A Study on Dental Implant Design, Surface Modification and the Efficiency of Peri-implantitis Disinfection by Laser Treatment

• Main Authors: Kuo, Hsien-Nan, 郭獻南
• Other Authors: Chou, Jyh-Horng
• Format: Others
• Language: en_US
• Published: 2018
• Online Access: http://ndltd.ncl.edu.tw/handle/57qsvk

博士 === 國立高雄第一科技大學 === 工學院工程科技博士班 === 106 === With the prosperity of dental implantation, the development of dental implant in the future is not only the implantation to restore the chewing function of missing teeth, but also paying more attentionto the aesthetics after implantation and the long-term stability of the implants. Moreover, the infection of the implants can be treated without hurting the microstructure of the implants to avoid losing the implant and bone integration function. In this dissertation, the studies were conducted ranging from the structure of implant materials to surface modification treatment, and disinfection and sterilization of implant lesions. This paper first makes a comprehensive analysis of the market, technology and clinical aspects of artificial roots. The second part is to study the addition of titanium dioxide (TiO2) to zirconia (ZrO2) materials. The main reason is that TiO2 is a biocompatible material and a key component good for bone integration as well. It also has good mechanical properties even sintered at low temperature. The experimental results showed that when the microwave sintering is in the range of 1150℃~1300℃, the Vickers hardness could be in the range of 125-300Hv, and it increases with increasing TiO2 and temperature.
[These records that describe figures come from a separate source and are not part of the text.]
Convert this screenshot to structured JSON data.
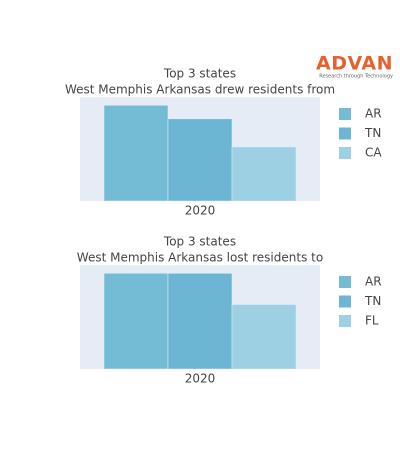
{
  "logo": {
    "name": "ADVAN",
    "tagline": "Research through Technology"
  },
  "chart_data": [
    {
      "type": "bar",
      "title": "Top 3 states",
      "subtitle": "West Memphis Arkansas drew residents from",
      "categories": [
        "2020"
      ],
      "ylim": [
        0,
        100
      ],
      "series": [
        {
          "name": "AR",
          "color": "#74bcd6",
          "values": [
            92
          ]
        },
        {
          "name": "TN",
          "color": "#6db6d3",
          "values": [
            79
          ]
        },
        {
          "name": "CA",
          "color": "#9ed0e3",
          "values": [
            52
          ]
        }
      ]
    },
    {
      "type": "bar",
      "title": "Top 3 states",
      "subtitle": "West Memphis Arkansas lost residents to",
      "categories": [
        "2020"
      ],
      "ylim": [
        0,
        100
      ],
      "series": [
        {
          "name": "AR",
          "color": "#74bcd6",
          "values": [
            92
          ]
        },
        {
          "name": "TN",
          "color": "#6db6d3",
          "values": [
            92
          ]
        },
        {
          "name": "FL",
          "color": "#9ed0e3",
          "values": [
            62
          ]
        }
      ]
    }
  ]
}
The mechanical properties of this material are suitable for dental implants and their attachment such as crowns. The third part is the study of surface treatment of dental implant, the biocompatible silane and peptide is applied to the sandblasted/etched titanium plate. The experimental results showed the microstructure surface made of the materials has better hydrophilicity which can facilitate cell proliferation and mineralization, therefore accelerates the integration and stabilization of the bone.The fourth part is to evaluate the sterilization rate by using the Er:YAG laser to irradiate the peri-implantitis microbial E. coli, and combines CT and 3D printer to make a solid model as an experimental platform, and use real implants subjected to a sterilization experiment, the result of 98.9% sterilization rate was obtained which was in line with the clinical implementation requirements.